Le Dr Guy Turcotte, reconnu coupable du meurtre de ses deux enfants, est l'objet d'une poursuite avec un collègue et le centre de santé où ils pratiquaient. La famille d'un jeune homme de 25 ans les accuse d'avoir causé la mort de ce dernier en ne lui accordant pas le suivi nécessaire malgré une grave maladie cardiaque.

Les proches du jeune homme réclament 432 000$ aux deux médecins et au centre de santé et de services sociaux de Saint-Jérôme. «Si mon fils avait été pris en charge, il serait encore là», croit sa mère, Monique Major.

Arythmie cardiaque

Le 21 janvier 2011, le corps de Jonathan Major Labelle a été trouvé dans la salle de bains de son appartement de Saint-Jérôme par des collègues. Une autopsie a révélé que l'homme, qui souffrait d'une cardiomyopathie hypertrophique sévère diagnostiquée cinq ans plus tôt par le Dr Turcotte, est très probablement mort d'une arythmie cardiaque secondaire à sa condition, dont une des conséquences connues est la mort subite.

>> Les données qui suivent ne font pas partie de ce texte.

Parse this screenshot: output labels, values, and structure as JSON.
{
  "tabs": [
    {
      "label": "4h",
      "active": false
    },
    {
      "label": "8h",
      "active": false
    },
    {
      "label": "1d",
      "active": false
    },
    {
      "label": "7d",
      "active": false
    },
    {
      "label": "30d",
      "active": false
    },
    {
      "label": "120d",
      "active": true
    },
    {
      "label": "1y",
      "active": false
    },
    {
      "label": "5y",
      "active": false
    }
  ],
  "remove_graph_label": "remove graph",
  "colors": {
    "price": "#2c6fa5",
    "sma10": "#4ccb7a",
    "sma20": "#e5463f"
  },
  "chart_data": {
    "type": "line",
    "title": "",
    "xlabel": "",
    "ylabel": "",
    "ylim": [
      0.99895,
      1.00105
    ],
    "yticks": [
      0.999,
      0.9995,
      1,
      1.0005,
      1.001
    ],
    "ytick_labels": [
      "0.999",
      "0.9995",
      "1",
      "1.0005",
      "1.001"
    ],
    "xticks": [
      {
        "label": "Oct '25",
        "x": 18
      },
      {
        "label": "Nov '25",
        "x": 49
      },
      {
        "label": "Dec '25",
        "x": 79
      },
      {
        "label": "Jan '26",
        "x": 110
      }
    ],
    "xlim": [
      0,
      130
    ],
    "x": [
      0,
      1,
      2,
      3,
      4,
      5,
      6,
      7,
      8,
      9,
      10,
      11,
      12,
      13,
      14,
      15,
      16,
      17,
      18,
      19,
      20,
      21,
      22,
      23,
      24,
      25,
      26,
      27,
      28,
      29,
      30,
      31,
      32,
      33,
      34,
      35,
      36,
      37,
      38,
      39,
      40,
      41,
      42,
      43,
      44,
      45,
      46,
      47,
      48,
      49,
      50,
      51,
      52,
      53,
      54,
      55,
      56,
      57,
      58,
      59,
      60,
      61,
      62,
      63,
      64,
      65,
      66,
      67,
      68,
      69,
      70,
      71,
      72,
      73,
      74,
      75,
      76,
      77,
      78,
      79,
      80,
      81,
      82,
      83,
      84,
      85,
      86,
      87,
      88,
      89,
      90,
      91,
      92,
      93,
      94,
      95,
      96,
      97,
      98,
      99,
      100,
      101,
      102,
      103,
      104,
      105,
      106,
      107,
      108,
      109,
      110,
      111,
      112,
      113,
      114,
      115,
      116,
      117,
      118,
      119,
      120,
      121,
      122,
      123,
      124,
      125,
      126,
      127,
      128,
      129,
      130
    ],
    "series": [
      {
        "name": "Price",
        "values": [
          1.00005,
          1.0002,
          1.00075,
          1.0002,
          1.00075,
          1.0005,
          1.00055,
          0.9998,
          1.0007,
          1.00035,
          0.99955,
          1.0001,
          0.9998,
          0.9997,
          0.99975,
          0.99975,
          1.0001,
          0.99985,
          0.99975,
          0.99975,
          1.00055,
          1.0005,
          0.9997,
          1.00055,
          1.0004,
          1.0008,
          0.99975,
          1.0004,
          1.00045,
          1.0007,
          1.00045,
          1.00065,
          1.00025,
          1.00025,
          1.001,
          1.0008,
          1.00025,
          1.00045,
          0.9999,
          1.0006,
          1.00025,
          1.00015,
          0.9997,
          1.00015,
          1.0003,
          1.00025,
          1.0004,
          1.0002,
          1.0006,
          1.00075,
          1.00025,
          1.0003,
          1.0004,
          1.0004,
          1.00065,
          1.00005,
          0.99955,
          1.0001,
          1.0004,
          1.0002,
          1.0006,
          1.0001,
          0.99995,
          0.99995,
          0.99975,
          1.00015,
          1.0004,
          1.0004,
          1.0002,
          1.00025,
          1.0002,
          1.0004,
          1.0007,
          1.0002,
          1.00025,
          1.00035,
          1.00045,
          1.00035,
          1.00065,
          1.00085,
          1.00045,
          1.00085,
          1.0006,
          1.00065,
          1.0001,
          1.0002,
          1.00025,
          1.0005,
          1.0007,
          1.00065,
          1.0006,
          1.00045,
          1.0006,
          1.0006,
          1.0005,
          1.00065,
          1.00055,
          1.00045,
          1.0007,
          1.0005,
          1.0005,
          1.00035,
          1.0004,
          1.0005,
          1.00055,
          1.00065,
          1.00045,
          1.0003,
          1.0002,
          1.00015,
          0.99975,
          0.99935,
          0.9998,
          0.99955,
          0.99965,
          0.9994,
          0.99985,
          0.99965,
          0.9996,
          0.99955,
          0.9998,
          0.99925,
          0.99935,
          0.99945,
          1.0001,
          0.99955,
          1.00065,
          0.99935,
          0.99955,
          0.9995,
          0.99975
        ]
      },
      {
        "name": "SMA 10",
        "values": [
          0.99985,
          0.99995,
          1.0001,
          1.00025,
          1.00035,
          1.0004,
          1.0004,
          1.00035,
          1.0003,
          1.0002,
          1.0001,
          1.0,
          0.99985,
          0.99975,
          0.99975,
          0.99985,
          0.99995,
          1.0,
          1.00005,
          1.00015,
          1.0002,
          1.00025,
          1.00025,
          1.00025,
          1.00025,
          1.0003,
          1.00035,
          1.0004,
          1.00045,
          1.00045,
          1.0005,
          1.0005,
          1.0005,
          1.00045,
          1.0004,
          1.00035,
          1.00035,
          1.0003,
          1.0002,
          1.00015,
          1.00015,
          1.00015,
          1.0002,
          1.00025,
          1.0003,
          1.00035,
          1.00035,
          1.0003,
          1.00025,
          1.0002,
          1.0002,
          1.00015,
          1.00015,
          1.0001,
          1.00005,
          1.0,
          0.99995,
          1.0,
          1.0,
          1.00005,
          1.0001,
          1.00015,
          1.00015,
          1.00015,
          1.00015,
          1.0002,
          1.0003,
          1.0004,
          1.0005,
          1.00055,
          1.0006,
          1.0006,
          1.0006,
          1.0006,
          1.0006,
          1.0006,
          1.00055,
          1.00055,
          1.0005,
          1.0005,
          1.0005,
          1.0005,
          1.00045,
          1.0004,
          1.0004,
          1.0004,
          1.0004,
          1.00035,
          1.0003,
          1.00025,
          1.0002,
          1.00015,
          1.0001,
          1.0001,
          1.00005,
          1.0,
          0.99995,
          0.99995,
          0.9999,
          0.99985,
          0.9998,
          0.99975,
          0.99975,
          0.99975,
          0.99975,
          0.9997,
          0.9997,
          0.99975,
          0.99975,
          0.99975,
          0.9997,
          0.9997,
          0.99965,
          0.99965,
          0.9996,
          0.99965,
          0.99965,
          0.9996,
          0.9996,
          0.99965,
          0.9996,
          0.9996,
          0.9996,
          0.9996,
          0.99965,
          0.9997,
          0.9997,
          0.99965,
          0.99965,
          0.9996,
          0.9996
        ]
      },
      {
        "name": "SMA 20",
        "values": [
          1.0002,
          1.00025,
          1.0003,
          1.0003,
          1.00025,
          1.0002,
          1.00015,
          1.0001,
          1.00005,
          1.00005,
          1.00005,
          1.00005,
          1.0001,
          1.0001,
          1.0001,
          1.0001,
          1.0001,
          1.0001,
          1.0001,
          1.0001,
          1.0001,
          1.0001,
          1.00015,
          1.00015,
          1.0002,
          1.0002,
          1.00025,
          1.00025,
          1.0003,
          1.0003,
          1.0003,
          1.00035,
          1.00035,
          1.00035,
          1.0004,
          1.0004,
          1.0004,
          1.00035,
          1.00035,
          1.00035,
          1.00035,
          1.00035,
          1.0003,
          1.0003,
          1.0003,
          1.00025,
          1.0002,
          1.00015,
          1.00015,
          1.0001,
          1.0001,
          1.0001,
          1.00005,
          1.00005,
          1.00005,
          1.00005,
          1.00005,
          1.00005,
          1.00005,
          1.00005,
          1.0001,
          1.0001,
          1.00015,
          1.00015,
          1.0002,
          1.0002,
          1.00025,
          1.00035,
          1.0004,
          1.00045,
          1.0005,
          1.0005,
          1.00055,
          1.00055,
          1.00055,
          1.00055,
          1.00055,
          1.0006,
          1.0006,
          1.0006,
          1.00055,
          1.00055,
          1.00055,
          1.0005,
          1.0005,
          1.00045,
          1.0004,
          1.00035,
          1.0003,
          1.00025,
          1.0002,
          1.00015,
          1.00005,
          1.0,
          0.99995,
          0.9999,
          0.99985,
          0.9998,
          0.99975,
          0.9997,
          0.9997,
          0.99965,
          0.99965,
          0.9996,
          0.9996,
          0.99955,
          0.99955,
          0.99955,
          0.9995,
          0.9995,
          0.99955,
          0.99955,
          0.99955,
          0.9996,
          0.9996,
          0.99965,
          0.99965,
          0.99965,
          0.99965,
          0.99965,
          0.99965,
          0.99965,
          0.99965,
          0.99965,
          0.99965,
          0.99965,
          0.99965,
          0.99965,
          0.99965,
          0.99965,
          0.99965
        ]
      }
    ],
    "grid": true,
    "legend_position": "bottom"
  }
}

Selon la famille, le cardiologue n'a pas suffisamment encadré son jeune patient durant les trois années où il a été son médecin. On lui reproche d'avoir fait une évaluation incomplète de son état et de ne pas lui avoir fait subir tous les tests nécessaires. La famille accuse en outre le centre de santé et de services sociaux de Saint-Jérôme, où était traité Jonathan, de ne pas l'avoir dirigé vers un autre spécialiste lorsque Guy Turcotte a subitement cessé de pratiquer après avoir causé la mort de ses enfants.

«Mon fils est tombé dans une craque, affirme Mme Major. Il allait à l'hôpital et demandait s'il pouvait voir un cardiologue, mais rien ne bougeait.» Il aura fallu que le patient perde connaissance, chez lui, pour qu'il puisse finalement voir un autre médecin. «Ça faisait presque deux ans qu'il n'en avait pas vu», allègue sa mère.

Le cardiologue en question, le Dr Patrick Rabbath, a vu Jonathan le 8 décembre 2010, à peine un mois avant sa mort. Il a alors confirmé le diagnostic de cardiomyopathie, maladie du muscle cardiaque, fait par son prédécesseur, et relevé une inquiétante histoire familiale de mort subite. Malgré cela, il a donné son congé au jeune homme.

Sa dépouille a été récupérée par les ambulanciers 32 jours plus tard dans son petit logement. Le décès a été confirmé à l'hôpital.

Ignorance

«C'est après ça qu'on a vraiment compris ce qu'était la maladie de notre fils, dit Monique Major. Avant, on ne connaissait presque rien. Tout ce que Jonathan savait, c'est qu'il ne pouvait pas lever de poids ou faire de sports extrêmes.» Selon la femme, toute la famille a été prise en charge et équipée de défibrillateurs après la mort du jeune homme. «Pourquoi n'a-t-il pas eu ça?», se demande la mère.

Après avoir pris le temps d'encaisser le choc, la famille Major-Labelle, aidée du cabinet d'avocats spécialisé en affaires médicales Ménard-Martin, a décidé d'intenter une poursuite «pour informer les gens de ce qu'est la cardiomyopathie». Des 420 000$ demandés, 250 000$ visent à indemniser le père, la mère et le frère de la victime pour la douleur et les souffrances engendrées par la mort.

Au moment de mettre sous presse, la directrice du service des communications du CSSS n'avait pas répondu à notre demande d'entrevue.